If you must CALL, what is really important is that every CALL has its return address not messed with( http://blog.stuffedcow.net/2018/04/ras-microbenchmarks/ ). JMP chaining is good by reducing the load on RAS and the microop buffer by a bit. Tail call elimination is an accepted practice - and a must in a real compiler (https://fare.livejournal.com/142410.html - another reason to not take Python seriously).

Once you've hit a wall with direct interpretation of opcodes, your best gains will probably come from doubling up on commonly used pairs, like compare/branch combinations. Short of 64K handlers, selective probing ahead may be a win for common combinations. Again, guessing, but a handler that sets, say, Z, could probe the next opcode (cheaply, since it is in the cache - or even in a register if you are clevely reading a word or even a qword but dispatching on low byte, etc.) to see if it's a branch. Perhaps there is a conditional set of the emulated PC or something that avoids an actual branch and or even a separate conditional branch - having said prediction be separated from the end-of-handler may be a win (by spreading the prediction load).

But of course, the important thing is to avoid a single dispatcher.
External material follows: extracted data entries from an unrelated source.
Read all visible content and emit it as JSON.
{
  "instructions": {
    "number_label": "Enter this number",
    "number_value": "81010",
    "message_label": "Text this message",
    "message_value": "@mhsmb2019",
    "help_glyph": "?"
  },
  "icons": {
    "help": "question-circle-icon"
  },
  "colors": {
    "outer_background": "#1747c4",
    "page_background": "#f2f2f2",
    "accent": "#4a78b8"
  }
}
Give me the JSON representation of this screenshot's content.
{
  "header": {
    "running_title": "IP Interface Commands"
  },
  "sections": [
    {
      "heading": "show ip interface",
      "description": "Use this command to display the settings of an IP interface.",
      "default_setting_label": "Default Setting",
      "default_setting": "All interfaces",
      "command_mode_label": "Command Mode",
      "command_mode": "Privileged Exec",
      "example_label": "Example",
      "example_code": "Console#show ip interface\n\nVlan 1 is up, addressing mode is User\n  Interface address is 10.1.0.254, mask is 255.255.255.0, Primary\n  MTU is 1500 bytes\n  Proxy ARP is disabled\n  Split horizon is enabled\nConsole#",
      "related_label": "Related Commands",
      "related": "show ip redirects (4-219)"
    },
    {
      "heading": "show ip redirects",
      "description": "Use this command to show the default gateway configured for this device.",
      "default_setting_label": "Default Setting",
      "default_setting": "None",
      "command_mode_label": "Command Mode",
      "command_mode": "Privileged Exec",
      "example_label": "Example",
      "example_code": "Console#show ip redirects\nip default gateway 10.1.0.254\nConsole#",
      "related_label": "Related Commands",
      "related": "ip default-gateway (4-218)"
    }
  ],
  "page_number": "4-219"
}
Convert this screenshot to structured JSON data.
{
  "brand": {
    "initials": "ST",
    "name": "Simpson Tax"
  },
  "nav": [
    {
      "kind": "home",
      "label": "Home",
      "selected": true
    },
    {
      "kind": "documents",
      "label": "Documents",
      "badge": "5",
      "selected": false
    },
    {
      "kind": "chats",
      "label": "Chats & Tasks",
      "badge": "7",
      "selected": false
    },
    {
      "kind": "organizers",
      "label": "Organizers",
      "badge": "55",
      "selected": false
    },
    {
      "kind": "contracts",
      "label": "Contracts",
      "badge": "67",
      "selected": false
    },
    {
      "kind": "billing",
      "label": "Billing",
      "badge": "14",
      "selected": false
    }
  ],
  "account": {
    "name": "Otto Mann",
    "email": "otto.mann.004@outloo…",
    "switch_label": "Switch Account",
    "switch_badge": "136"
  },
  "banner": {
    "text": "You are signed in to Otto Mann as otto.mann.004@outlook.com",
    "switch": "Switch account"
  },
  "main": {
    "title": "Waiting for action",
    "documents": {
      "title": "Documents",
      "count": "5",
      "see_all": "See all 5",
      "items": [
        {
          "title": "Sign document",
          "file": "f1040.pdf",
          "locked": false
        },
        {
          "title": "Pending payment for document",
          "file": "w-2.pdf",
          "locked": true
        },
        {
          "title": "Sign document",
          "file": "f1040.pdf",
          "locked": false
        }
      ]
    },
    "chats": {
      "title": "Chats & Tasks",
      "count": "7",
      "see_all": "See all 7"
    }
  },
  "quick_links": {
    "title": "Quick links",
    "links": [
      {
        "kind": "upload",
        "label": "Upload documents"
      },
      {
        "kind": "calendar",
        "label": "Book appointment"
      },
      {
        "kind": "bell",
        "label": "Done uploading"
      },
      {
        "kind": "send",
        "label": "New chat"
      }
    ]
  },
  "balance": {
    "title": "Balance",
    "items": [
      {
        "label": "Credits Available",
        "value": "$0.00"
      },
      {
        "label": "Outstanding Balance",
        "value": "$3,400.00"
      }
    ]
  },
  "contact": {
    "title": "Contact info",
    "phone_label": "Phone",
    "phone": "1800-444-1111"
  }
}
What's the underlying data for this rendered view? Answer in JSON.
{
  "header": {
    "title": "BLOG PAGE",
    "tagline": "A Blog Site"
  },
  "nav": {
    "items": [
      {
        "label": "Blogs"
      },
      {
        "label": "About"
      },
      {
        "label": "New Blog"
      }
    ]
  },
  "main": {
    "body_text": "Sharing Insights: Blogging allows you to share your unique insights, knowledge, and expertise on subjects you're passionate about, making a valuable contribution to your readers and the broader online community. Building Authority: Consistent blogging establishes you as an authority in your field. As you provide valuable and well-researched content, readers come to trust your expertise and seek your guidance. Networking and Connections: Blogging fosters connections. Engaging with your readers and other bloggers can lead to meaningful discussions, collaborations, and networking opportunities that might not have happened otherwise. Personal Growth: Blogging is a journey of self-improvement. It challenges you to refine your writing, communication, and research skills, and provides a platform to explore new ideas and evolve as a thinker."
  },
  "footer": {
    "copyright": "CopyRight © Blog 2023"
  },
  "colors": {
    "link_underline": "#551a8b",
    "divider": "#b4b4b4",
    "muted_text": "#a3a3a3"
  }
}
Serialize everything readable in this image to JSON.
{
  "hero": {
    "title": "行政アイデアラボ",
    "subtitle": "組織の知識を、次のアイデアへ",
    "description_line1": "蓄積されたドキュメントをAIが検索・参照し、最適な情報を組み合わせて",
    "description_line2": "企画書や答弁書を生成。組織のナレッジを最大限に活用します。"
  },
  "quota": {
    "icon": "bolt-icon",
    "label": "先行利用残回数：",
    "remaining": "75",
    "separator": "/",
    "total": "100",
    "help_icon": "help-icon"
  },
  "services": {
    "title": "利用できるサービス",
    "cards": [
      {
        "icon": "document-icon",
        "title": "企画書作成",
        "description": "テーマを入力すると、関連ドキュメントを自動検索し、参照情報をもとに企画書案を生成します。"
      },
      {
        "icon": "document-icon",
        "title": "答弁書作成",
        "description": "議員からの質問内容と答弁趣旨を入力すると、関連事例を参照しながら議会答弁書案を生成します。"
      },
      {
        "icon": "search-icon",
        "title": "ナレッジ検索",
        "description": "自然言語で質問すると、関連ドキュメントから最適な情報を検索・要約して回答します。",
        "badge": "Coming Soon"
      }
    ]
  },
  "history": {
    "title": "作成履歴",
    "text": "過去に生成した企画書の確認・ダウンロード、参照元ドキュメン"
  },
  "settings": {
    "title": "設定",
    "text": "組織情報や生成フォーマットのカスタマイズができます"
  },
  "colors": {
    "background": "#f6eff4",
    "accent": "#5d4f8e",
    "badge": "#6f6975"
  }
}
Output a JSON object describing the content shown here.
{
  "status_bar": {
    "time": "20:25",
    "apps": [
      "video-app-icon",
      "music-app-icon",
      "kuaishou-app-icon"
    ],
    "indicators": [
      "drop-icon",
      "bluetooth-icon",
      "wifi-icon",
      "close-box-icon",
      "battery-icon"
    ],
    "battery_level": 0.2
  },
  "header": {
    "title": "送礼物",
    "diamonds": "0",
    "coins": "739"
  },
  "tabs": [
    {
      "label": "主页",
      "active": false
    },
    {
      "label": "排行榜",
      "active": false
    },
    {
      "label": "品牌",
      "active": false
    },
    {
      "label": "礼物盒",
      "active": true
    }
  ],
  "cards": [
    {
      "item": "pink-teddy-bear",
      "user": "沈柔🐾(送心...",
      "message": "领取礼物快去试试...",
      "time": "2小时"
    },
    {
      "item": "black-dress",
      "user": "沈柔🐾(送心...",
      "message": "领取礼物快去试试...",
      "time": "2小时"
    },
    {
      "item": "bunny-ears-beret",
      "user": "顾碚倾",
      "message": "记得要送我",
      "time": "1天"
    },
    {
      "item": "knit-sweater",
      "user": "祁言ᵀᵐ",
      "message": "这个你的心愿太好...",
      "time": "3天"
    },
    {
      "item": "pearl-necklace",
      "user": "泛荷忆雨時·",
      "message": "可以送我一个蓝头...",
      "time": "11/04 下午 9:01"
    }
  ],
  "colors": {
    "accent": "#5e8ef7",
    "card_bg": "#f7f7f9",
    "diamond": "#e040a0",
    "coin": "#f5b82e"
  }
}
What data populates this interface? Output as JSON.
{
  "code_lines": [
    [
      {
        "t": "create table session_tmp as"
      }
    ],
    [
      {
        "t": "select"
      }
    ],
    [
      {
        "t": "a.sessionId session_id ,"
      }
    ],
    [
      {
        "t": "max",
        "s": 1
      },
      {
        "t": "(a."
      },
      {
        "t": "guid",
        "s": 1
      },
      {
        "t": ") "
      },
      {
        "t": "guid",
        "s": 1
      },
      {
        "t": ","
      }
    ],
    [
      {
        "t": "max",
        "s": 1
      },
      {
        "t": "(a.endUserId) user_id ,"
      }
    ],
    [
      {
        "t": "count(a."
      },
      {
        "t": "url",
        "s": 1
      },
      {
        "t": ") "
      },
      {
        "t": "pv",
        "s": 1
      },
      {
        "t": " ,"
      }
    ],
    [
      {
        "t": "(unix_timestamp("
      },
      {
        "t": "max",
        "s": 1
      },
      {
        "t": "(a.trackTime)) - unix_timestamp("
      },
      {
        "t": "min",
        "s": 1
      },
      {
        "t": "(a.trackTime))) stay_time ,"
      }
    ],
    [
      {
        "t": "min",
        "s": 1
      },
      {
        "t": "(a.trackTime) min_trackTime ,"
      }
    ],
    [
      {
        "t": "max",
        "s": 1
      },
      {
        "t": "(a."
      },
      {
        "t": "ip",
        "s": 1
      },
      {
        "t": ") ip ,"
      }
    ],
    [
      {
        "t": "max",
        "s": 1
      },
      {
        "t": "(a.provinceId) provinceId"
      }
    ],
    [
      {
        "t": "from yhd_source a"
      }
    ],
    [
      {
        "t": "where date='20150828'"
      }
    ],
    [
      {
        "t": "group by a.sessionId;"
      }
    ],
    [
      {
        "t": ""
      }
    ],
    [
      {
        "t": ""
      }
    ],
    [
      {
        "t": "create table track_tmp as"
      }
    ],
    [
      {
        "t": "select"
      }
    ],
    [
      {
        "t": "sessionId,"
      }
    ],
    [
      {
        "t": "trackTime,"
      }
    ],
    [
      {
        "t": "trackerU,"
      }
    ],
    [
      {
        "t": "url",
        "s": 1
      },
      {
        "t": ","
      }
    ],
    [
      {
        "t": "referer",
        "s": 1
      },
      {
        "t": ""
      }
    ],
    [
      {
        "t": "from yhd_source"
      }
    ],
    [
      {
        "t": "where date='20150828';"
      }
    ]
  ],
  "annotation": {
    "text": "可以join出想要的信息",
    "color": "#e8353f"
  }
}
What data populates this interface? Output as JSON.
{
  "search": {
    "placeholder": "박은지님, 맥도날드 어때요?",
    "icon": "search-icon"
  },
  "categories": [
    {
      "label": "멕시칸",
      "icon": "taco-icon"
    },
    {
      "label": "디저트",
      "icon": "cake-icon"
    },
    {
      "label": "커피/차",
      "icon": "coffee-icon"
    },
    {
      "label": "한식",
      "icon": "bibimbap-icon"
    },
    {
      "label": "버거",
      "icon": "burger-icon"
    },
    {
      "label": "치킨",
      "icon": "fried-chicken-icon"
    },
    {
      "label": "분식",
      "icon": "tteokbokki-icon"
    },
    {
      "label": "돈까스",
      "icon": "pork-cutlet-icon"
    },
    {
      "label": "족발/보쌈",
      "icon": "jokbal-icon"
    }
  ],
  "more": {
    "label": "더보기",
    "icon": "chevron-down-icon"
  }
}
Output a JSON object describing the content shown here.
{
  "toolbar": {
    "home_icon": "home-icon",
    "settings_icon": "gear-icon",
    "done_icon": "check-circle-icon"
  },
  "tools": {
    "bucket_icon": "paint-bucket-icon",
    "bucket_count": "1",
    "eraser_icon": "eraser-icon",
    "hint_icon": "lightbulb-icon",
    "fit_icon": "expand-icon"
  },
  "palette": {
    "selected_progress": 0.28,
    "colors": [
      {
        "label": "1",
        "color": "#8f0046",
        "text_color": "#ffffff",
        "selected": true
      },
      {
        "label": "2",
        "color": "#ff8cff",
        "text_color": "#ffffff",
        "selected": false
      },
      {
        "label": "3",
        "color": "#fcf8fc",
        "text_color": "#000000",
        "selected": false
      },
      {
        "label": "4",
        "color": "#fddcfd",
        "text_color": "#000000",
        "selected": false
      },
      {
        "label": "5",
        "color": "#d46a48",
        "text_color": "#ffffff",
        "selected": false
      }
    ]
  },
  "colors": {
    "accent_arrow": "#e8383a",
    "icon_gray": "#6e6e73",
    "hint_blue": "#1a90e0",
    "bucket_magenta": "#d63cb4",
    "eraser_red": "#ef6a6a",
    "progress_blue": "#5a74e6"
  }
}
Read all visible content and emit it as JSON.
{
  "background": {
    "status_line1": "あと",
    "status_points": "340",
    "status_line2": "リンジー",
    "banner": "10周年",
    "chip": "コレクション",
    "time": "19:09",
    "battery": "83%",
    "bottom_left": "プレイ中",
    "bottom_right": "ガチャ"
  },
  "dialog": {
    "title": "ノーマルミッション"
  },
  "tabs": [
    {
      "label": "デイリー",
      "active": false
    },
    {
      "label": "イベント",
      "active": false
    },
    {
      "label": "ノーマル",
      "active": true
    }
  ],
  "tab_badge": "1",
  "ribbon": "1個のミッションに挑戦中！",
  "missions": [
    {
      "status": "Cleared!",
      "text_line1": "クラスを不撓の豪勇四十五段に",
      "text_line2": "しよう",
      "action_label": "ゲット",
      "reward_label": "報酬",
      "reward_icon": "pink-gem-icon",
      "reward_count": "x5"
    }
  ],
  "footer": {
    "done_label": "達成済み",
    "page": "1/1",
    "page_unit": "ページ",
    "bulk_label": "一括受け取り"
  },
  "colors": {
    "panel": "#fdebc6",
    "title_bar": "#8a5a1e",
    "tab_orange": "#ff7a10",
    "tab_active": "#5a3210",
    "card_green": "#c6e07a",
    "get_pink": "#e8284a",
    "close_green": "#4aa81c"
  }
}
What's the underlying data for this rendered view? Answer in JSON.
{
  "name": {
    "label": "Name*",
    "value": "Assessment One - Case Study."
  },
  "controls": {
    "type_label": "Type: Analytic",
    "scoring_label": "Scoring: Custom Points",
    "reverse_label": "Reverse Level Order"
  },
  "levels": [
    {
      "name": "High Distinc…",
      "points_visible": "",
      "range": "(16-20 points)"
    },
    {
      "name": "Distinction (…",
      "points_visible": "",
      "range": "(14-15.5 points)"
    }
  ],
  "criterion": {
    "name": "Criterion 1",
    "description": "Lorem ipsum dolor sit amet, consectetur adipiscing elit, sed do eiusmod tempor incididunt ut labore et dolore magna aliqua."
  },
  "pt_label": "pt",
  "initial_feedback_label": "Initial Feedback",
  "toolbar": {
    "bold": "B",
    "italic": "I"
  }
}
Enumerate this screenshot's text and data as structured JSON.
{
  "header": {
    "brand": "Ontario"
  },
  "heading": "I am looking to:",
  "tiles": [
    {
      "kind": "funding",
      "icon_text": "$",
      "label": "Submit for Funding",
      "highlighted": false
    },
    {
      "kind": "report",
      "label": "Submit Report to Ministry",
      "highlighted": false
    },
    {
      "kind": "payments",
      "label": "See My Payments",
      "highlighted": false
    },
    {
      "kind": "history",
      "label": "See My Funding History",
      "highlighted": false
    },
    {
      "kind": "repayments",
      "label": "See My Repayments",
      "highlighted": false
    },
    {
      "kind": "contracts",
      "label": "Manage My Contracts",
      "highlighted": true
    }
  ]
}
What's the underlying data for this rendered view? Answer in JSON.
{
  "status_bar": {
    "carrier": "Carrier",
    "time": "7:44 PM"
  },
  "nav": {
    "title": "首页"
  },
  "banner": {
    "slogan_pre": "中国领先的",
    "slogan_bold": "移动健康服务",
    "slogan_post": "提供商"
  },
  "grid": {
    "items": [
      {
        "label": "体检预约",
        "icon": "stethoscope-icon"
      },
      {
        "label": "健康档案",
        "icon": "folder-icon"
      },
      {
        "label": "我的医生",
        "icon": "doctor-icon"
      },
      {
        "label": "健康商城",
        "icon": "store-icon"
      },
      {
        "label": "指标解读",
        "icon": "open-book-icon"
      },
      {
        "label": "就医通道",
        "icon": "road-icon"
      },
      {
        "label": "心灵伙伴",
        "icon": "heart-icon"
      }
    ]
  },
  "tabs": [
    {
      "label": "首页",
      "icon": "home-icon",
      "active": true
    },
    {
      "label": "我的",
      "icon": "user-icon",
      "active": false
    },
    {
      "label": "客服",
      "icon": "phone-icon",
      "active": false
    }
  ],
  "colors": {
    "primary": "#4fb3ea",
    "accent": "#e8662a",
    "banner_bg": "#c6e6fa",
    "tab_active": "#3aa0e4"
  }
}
Even if it means your code grows by megabytes. Choosing to implementing branch prediction is a pact with the Devil, and there are consequences of dealing with the hidden state for interpreter writers.

[EDIT] Come to think of it, if you do go with 64K double-opcode dispatchers (as mentioned above, the actual number is probably in the low thousands as many combinations hit literals or are not sensible... Although processing literals may be an optimization as well!)... Having a separate dispatcher for each, if it is big enough to pull in a new cache line, may be also sub-optimal. If you analyze the statistics of opcode pairs, it is possible there are (largely) disjointed sets of common from-to pairs, and a handful of predictors centering around statistical spikes may work better. Then, you can just copy as many dispatchers as needed and jump to the one that statistically aggregates the instruction being exited/entered. This looks really nuts - each dispatcher is identical, and yet, due to internal hidden state, is better for handling some instructions but not others!